Nel numero di agosto della prestigiosa rivista Le Scienze, edizione italiana di Scientific American, compare la notizia che 925 ricercatori del Cnr, sottoscrivendo un documento comune, hanno creato un movimento che chiede essenzialmente trasparenza nella gestione di quello che dovrebbe essere il più importante ente di ricerca pubblica del nostro paese. Una gestione che il governo Berlusconi aveva finalizzato al suo progressivo smantellamento.
Il “Manifesto dei ricercatori” si pone infatti come obiettivo prioritario l’indizione di “primarie” per l’individuazione del nuovo presidente del Cnr, puntando ovviamente ad una totale inversione di tendenza rispetto alla gestione degli ultimi anni.

Si tratta di una iniziativa interessante ed importante, che non deve rischiare di rimanere confinata tra gli addetti ai lavori. Viviamo in un paese che continua ad essere miracolato da realtà d’eccellenza anche nel campo ultratrascurato della ricerca, ma questo non vuol dire che non abbiamo un bisogno vitale, sul piano sociale, economico e culturale, del rilancio di questo settore della conoscenza, che più di altri parla direttamente del futuro della nostra società.

I ricercatori del Cnr, con la loro iniziativa, sono anche la spia di come la contraddizione di una società che richiede maggiore conoscenza e creatività, ma non investa su di esse, stimoli sempre più alla mobilitazione i soggetti che vi sono legati. Si tratta di soggetti la cui identità professionale è immediatamente legata all’attività che svolgono, e la loro valorizzazione professionale e sociale è tutt’uno con quella del campo di cui si occupano, sia essa la ricerca vera e propria o l’insegnamento o la produzione culturale di qualsiasi genere.
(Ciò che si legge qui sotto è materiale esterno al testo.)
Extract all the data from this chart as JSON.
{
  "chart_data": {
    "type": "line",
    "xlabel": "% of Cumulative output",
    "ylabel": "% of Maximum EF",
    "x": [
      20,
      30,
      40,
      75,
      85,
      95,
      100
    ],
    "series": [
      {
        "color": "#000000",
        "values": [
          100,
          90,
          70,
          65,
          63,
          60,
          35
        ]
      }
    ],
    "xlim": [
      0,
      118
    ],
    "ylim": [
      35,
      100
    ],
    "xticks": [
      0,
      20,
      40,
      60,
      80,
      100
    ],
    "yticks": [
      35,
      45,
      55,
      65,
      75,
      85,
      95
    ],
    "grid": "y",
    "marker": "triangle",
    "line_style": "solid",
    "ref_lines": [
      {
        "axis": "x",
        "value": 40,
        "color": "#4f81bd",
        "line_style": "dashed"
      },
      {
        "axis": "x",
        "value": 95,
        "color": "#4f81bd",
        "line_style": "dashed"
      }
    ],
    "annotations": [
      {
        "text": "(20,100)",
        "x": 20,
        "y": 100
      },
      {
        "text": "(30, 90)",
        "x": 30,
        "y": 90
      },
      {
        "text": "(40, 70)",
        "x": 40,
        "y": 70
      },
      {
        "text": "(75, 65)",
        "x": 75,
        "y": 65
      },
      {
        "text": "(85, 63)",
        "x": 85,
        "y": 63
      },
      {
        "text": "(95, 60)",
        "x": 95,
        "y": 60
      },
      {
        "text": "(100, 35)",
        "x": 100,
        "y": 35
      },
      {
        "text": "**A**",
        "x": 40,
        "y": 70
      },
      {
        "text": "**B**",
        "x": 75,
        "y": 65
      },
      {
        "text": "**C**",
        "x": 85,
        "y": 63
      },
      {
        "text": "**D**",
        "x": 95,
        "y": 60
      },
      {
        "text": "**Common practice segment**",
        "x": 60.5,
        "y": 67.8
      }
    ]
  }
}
Sono soggetti abituati al lavoro cooperativo, alfabetizzati rispetto alle nuove forme di comunicazione e dunque capaci di mettersi in rete ed autorganizzarsi. Soggetti che mal sopportano l’esclusione dalle decisioni sulla gestione del proprio lavoro, perché portati per funzione a percorsi partecipativi.

Proprio sul terreno della partecipazione incontrano l’Unione, che si può dire ne porti quasi un tratto originario. Nella sua fase costituente si è realizzato infatti quel grande quanto inaspettato evento delle primarie. La campagna elettorale per la scelta del leader della coalizione ha mobilitato il popolo che ha poi determinato la vittoria di questo schieramento. Bisogna ricordare più spesso forse ai nostri alleati quell’atto fondativo per l’Unione. Bisogna ricordarlo, proprio perché al suo interno non mancano forze che avversano pratiche di coinvolgimento di quei soggetti che chiedono di condividere le scelte che li riguardano.

Probabilmente è questo il segno più interessante e rassicurante del governo Prodi. Il fatto che volente o nolente debba mantenersi aderente al contesto che lo ha prodotto. Non penso che questo porti ad una valutazione eccessivamente ottimistica della fase che attraversiamo, difficile e carica di contraddizioni, ma la richiesta di pratiche partecipative che continua ad avanzare, e che anzi l’attuale governo sembra aver in qualche modo persino liberato, costituisce una specie di precondizione per la possibilità del cambiamento. Iniziative come quella del “Manifesto dei ricercatori” propongono pratiche che non solo costituiscono una rottura con la fase precedente, ma spingono in avanti, sul piano civile e politico, prefigurando un modello di società in cui la rappresentanza si disloca su diversi piani e si articola ben al di là di quella istituzionale classica.